Caught up in somebody else's war

Chief Correspondent Alex Thomson blogs on the terrifying ordeal of black Africans caught up in the Libya war.

We’d barely got through the imposing entrance to Khamis army base in southern Tripoli when all hell broke loose.

Suddenly armed anti-Gaddafi fighters appeared, shoving and hitting nine black men into the guard post at the main gate.

They plainly believed they were pro-Gaddafi mercenaries. There was no evidence at hand. They said they had seized guns but couldn’t produce them.

The men were clearly terrified.

“Please,” they begged us, “please don’t go. Don’t leave us. They will kill us.”

Another just asked me: “Will they shoot us? Please tell me Sir. Will they shoot us?”

Herded into a corner, a gunman started slapping them. We asked him to stop.

“They are with Gaddafi. We know this. They had guns.”

“Show me the guns,” I said.

No guns arrived. Some of the men crossed themselves, sweating, praying. One began weeping softly.

Plainly we had to stay with them. A friend of mine here – another journalist – says he witnessed an anti-Gaddafi fighter executing one of the colonel’s men this week. We had to stay.
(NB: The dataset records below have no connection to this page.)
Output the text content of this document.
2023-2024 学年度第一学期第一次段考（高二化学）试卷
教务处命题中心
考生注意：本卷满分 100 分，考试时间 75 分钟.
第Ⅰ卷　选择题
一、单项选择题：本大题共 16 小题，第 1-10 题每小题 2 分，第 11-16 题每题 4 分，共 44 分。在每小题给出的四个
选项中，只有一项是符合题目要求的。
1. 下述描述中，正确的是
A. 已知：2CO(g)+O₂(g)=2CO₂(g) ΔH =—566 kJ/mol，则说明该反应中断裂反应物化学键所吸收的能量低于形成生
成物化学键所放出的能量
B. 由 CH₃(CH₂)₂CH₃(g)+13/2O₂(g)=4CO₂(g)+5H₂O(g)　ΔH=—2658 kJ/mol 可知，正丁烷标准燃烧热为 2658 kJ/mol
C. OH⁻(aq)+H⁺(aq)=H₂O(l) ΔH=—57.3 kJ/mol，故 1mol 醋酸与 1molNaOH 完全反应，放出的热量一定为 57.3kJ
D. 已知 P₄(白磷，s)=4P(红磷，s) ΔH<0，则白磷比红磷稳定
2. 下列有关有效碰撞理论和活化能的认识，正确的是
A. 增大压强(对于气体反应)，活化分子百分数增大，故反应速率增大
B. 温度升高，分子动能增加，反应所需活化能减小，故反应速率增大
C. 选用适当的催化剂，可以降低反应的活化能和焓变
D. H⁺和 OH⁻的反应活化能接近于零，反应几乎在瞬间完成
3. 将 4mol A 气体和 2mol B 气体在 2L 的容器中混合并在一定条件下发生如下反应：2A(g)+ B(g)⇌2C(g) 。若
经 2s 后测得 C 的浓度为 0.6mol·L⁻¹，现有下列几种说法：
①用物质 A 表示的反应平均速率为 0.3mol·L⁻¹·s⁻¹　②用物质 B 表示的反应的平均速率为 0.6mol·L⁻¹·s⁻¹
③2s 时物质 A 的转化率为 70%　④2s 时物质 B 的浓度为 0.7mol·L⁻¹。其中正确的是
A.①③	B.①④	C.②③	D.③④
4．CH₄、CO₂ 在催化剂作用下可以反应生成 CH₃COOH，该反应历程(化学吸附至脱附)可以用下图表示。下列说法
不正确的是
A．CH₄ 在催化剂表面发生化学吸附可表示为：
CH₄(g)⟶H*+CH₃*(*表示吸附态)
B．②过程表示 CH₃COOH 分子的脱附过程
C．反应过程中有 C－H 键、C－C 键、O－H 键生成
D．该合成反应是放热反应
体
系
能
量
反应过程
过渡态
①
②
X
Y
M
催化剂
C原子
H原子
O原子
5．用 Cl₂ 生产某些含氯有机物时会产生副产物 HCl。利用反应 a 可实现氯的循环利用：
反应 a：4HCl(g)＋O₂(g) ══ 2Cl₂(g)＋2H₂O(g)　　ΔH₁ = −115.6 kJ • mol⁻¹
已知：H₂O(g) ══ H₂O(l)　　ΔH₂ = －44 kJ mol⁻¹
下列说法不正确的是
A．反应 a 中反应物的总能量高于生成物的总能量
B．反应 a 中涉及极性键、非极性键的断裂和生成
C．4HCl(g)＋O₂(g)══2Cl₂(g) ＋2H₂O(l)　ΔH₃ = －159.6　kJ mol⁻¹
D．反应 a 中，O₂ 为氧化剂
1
They said their women were “in the bush” close by. So we asked the fighters to take one of these terrified men as a guide, film the women as proof these men were not mercenaries,  show it to the fighters and – insh’allah – god willing – we could all get on with life.

Somehow it worked. You could see the fighters’ interest in these men begin to ebb away.

Water arrived – though in truth most of it was ours. They were allowed out to cool under a water- sprinkler.

“Thankyou habibi,” (friend) they said to one of the fighters. He in turn kissed their heads.

Yet the fear was still there. All nine sensed a trap, a false kiss before the bullet out of sight from prying journalists.

“Please, please stay,” they kept whispering.

And things calmed further. They were allowed to speak to us. Then give interviews.

All nine were Nigerian. Most were heading for the people-traffickers to try to get to Europe – Italy they said. Two claimed to be car mechanics and working here for several years and they had reasonable Arabic to underpin that claim.

Eventually they were freed to go. It had been tense for them, more, it had been utterly terrifying.

These were hungry, thirsty and desperate people, apparently caught up in the midst of somebody else’s war.

To be a black African in the wrong part of town at the wrong time is to be in a very frightening place. Rotting bodies lie in the streets a around the Salaheddin district on which the base lies.

Locals are quick to point to the massacre sites around this base – but whose are the odd bodies decomposing here and there?

Locals are not so forthcoming and tend to shrug. The product of anti-Gaddafi executions?

So what if we hadn’t been there this morning as the screaming and beating was going on would we have had a few more corpses in Tripoli?